All wedding seating plans were devised in the Pre-Existence. With that in mind, I suggest that dinner guests be divided and served in the following manner:

Mormon Royalty
General Authorities
Relatives of General Authorities
Descendants of the first Utah pioneers, 1847-48
  Serve 3 courses on the Cultural Hall stage.

Mormon Elite
Descendants of handcart companies and other post-Gold Rush groups
LDS Celebrities
 "     Athletes
 "     Billionaires
 "     Republican Politicians
Obnoxious LDS talk show hosts
Gladys Knight
People we are trying to convert to Mormonism
  Serve 2 courses in the front section of the Cultural Hall.

Common Everyday Mormons
We may not know their names or faces, but we sure know their works. These are the folks who run the nursery, teach Sunday school, deliver casseroles, help members move, lend us their pick-ups, man the ward car wash, and baby-sit our kids. It is only fair that these beloved workaholics be alloted a tasty and relaxing meal, before they have to kick back into gear and clean up after the reception.
  Serve an entree in the rear section of the Cultural Hall.

Recent Converts
Members who joined less than 20 years ago. (Except for those that qualify for Elite status.)
  Serve a dinner salad in the foyer.

People of Color!
Since we are a world church, it is important that we celebrate our diversity with a separate section for our People of Color!
Native Americans
Eastern Europeans
"New York Types"
Priesthood holders wearing off-white shirts and loud ties.
  Serve PB&J's in the kitchen.

Alternative Lifestyles
Includes but is not limited to:
Less Active members
Working moms
Stay at home dads
Families with less than 5 kids
Members without temple recommends and/or Costco cards
  Serve Cheerios in the Primary Room

People Who Flaunt Themselves 
Like it or not, they will always be with us.
  Group should be monitored by LDS security team. (I like Big Beefy Tongans, Inc.)
  Serve mixed nuts in the parking lot. (Burgers for the Tongans.)

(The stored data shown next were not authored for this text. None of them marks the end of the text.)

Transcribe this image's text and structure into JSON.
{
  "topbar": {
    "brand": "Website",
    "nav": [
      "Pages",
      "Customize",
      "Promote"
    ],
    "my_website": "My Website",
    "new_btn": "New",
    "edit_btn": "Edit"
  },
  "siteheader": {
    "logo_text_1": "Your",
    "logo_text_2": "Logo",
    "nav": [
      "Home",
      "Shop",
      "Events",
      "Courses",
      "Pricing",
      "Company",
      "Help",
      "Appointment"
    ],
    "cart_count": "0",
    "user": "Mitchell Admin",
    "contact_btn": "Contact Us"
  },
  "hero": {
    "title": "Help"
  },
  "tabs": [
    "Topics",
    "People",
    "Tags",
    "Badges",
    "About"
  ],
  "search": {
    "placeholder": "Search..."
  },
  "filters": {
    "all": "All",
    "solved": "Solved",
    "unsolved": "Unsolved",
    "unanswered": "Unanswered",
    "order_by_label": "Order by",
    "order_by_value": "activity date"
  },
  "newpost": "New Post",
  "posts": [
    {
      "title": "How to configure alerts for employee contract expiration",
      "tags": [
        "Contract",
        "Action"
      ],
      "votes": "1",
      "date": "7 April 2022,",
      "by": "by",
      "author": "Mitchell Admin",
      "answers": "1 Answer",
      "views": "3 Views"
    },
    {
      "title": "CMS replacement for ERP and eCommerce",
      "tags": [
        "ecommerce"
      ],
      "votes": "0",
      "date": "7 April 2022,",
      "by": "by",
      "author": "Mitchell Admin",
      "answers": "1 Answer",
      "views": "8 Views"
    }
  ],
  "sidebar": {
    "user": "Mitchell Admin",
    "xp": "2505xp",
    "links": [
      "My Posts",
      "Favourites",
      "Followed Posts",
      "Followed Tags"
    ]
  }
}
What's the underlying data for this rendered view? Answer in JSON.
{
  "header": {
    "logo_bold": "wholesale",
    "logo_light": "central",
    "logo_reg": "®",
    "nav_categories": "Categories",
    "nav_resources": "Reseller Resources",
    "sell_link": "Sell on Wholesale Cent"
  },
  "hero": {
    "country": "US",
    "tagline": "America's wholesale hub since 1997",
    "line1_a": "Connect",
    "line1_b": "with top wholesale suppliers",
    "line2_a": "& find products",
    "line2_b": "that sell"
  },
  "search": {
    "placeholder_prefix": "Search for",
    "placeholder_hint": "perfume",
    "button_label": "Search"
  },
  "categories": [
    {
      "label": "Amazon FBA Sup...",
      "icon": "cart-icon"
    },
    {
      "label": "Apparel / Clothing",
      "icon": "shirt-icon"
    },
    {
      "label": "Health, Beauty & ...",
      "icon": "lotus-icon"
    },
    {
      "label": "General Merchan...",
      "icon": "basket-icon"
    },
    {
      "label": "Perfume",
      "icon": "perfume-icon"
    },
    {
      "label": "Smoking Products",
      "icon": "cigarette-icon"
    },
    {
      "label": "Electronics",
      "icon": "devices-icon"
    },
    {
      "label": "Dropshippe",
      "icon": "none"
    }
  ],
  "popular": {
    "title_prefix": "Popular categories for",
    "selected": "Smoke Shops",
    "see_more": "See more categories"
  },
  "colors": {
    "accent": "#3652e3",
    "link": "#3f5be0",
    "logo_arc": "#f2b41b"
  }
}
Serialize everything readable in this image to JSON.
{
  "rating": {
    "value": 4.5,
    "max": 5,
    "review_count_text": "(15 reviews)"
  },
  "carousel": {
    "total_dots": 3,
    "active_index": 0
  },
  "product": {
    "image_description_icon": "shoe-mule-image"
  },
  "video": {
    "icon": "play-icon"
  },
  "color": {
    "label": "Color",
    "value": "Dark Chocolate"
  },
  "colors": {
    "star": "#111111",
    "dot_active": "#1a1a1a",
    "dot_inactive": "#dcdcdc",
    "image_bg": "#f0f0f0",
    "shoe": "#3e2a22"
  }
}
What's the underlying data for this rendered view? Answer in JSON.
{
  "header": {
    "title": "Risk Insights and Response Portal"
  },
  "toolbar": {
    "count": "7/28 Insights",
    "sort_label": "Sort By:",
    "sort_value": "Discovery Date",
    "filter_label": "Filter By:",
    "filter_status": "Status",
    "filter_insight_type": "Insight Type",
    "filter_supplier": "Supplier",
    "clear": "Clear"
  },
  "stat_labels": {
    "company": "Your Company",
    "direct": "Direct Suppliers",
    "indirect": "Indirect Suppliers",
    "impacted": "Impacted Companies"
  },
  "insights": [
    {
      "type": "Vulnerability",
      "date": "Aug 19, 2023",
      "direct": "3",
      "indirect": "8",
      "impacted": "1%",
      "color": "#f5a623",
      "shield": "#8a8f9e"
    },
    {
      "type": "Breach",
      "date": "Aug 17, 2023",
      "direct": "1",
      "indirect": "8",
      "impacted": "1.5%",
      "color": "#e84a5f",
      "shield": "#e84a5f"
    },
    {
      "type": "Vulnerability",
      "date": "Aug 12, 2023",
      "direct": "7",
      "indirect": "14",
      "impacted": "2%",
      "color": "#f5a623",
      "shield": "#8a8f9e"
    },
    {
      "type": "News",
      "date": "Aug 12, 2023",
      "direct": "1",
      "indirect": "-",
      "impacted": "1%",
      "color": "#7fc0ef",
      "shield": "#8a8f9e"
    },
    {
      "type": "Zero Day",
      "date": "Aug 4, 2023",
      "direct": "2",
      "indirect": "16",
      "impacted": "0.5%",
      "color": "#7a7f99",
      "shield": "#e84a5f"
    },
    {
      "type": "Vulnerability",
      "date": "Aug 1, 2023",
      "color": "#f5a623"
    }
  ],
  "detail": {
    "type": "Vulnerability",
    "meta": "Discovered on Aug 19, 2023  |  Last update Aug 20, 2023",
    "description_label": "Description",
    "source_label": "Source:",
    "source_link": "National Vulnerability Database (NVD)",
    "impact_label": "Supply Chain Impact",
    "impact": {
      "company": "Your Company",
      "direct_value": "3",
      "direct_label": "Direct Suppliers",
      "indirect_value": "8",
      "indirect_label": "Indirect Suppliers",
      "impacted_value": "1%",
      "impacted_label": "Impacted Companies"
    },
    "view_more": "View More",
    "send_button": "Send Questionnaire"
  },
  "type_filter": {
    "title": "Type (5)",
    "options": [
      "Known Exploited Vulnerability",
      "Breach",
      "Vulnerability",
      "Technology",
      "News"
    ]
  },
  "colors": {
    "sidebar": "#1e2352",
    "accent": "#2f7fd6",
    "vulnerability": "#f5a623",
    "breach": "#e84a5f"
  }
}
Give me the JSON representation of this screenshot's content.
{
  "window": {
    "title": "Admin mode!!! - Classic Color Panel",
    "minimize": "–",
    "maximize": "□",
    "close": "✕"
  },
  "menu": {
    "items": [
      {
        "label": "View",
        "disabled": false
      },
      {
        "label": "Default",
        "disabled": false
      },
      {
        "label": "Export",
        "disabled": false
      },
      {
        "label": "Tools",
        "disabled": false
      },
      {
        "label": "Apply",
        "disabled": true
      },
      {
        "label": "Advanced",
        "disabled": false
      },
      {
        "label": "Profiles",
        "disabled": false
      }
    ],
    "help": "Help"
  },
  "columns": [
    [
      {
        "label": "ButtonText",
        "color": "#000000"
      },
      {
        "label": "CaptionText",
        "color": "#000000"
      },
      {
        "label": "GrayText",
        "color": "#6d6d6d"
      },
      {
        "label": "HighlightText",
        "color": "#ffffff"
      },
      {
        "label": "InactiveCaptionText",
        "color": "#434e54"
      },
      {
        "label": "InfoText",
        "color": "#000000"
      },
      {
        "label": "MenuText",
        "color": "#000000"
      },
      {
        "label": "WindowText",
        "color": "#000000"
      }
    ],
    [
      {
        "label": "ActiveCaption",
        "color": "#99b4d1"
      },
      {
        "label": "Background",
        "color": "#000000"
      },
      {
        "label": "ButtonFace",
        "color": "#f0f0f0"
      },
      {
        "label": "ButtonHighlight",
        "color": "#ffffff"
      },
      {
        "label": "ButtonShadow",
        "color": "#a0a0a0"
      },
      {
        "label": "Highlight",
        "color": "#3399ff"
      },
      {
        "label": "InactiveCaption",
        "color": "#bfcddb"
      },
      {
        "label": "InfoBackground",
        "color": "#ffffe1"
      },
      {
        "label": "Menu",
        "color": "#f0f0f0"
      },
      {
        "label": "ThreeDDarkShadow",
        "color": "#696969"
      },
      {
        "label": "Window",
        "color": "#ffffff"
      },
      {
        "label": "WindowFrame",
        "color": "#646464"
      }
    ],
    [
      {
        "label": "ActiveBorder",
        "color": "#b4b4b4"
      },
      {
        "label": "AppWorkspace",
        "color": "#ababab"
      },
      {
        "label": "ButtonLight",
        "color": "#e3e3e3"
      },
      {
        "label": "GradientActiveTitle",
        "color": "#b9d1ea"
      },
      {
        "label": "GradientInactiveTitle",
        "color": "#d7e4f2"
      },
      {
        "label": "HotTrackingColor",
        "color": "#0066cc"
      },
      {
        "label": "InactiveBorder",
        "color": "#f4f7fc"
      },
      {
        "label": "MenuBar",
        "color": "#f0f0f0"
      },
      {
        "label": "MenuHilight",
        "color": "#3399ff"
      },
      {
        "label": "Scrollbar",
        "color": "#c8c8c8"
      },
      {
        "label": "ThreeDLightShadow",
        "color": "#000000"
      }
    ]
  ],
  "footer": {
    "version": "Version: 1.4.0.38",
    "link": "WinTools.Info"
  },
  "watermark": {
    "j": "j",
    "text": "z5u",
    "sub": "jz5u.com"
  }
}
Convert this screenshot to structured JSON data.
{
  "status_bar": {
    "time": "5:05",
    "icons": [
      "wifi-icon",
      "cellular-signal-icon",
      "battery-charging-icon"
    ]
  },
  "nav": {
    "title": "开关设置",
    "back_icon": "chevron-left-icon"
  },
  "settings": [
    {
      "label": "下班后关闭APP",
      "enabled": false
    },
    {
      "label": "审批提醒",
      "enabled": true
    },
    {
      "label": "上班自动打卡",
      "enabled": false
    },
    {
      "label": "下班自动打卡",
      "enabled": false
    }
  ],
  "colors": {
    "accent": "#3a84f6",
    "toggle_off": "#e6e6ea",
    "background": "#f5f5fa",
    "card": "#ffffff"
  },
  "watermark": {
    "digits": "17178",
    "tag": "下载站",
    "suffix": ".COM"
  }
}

After dinner all guests may gather in the Cultural Hall for an equally meted out square of wedding cake, symbolizing that as members of His church, we are all equal before God. (Additional Beefy Tongans may be needed to secure this event.)

Signed copies of Thinking Outside the Cultural Hall are available at Souter Formal Wear. Sister Wooley Featherstone Richards' previous book, Knowing Your Place: A Guide to Relief Society Seating Charts is in stock as well. Watch your e-mail for upcoming events!

If you would like to stop receiving these e-mails, we'll forward your request to Big Beefy Tongans, Inc.


  1. not just funny, hilarious!!!

  2. I repent!! I repent!! I've been avoiding all blogging for almost a year now and so have missed your fantastic sense of humor. I'm so sorry I tried to cure myself because your stuff is so hilarious, spot on accurate, and a perfect representation of the LDS experience.

    Thanks for this seating chart concept. It's good to know my place in LDS circles and explains why they just toss some cheerios at my feet and herd me into the nursery whenever I show up.